I also recall Conrail allowing employees to stay at the local hotel at their home terminal if they were available for work on their rest, no matter what their assignment was (yard or road). The Crew Dispatchers figured if the guys got home, they'd mark off ... so why not put 'em up for the day/night and have people available in 8 hours!
 #753534  by RedLantern
 
That seems like an interesting concept, I know that many cities have huge "snow dumps" where they pile all the snow they plow off the roads and build a mountain and let it melt. Some cities (like New York) even put snow onto barges to be moved somewhere else.

With the unit coal trains heading up to the northeast and heading back south empty, snow removal would seem like a good way for the railroads to make some extra revenue while moving the empty cars back south to the mines.
 #753547  by 2nd trick op
 
Best reference I know of on the railroads' handling of snow was Gerald Best's Snowplow; Clearing Mountain Rails, published sometime back in the late 1960's.

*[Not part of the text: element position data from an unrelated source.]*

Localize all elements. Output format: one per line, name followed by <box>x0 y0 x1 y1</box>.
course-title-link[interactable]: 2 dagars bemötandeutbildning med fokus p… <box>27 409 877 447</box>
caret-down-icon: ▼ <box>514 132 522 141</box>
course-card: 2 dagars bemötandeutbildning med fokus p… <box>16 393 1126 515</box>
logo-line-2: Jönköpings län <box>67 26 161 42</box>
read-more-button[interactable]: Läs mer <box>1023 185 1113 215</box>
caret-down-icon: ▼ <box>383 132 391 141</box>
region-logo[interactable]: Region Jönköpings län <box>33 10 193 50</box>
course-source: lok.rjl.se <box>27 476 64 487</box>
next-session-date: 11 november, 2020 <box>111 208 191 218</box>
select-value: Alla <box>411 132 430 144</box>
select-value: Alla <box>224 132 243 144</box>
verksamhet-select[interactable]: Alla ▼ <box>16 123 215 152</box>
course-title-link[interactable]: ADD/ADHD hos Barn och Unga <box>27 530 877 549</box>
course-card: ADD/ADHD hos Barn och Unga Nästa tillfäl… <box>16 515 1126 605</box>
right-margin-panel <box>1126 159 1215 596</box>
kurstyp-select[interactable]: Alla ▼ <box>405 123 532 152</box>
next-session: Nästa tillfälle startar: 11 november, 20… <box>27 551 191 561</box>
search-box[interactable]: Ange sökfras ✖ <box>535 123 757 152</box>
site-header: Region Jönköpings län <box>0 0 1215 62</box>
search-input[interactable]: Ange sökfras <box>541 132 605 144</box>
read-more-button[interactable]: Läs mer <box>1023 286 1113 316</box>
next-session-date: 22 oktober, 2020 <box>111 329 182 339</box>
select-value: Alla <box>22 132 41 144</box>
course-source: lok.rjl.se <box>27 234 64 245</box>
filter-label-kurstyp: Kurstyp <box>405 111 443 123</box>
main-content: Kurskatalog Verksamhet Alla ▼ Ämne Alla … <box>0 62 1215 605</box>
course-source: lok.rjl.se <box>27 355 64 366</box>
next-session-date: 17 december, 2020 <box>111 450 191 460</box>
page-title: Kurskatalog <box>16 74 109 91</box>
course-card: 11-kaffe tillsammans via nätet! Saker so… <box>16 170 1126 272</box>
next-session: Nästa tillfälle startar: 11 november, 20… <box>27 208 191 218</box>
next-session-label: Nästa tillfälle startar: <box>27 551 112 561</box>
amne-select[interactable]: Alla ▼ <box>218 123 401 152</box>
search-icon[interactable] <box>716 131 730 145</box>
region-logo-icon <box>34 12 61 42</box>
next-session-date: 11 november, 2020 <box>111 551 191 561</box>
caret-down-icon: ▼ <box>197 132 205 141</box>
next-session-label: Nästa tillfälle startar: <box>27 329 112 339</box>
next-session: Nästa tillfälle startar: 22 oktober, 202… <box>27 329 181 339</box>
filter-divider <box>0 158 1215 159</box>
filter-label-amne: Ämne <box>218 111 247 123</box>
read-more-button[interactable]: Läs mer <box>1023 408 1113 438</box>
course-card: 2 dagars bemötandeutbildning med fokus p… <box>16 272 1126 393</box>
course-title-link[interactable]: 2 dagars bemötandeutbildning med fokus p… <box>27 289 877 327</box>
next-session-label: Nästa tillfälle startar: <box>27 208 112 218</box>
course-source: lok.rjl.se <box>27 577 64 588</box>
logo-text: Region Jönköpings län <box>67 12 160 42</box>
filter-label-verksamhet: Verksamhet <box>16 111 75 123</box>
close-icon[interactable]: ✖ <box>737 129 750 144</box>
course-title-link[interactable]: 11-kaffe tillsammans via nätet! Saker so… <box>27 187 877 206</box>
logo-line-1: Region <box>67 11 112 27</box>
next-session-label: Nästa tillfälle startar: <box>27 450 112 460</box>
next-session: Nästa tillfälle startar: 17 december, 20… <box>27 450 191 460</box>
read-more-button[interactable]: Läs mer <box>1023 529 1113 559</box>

It covered snowsheds, plus everything from flangers to rotaries.

Of course, with the number of routes contracting and the industry somewhat less attuned to rigid scheduling, the need for keeping lines open at any cost has diminished. UP has had two options for crossing the Sierra Nevadas for a quarter century now, and it's been several years since the rotaries have operated over Donner summit.

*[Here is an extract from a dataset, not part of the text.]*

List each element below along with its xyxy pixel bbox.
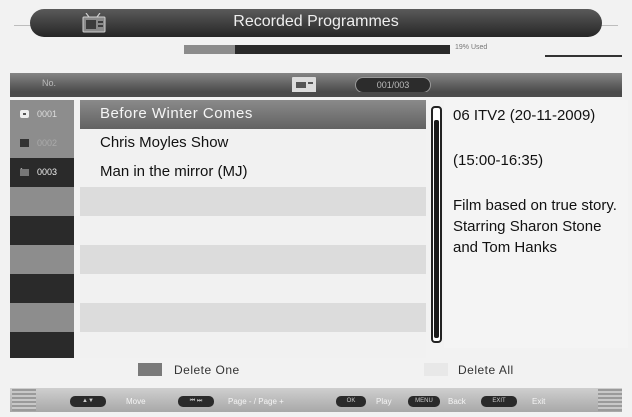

A Keystone (PRR Historical Society publication) from about ten years ago contained a first-hand account of how the Pennsy recruited idle able-bodied men off the streets of Manhattan to sweep switches at major interlocking plants on the New York Division during a major storm back in the mid-1960's. Not likely to be repeated in the present atmosphere of security- and liability-obsession.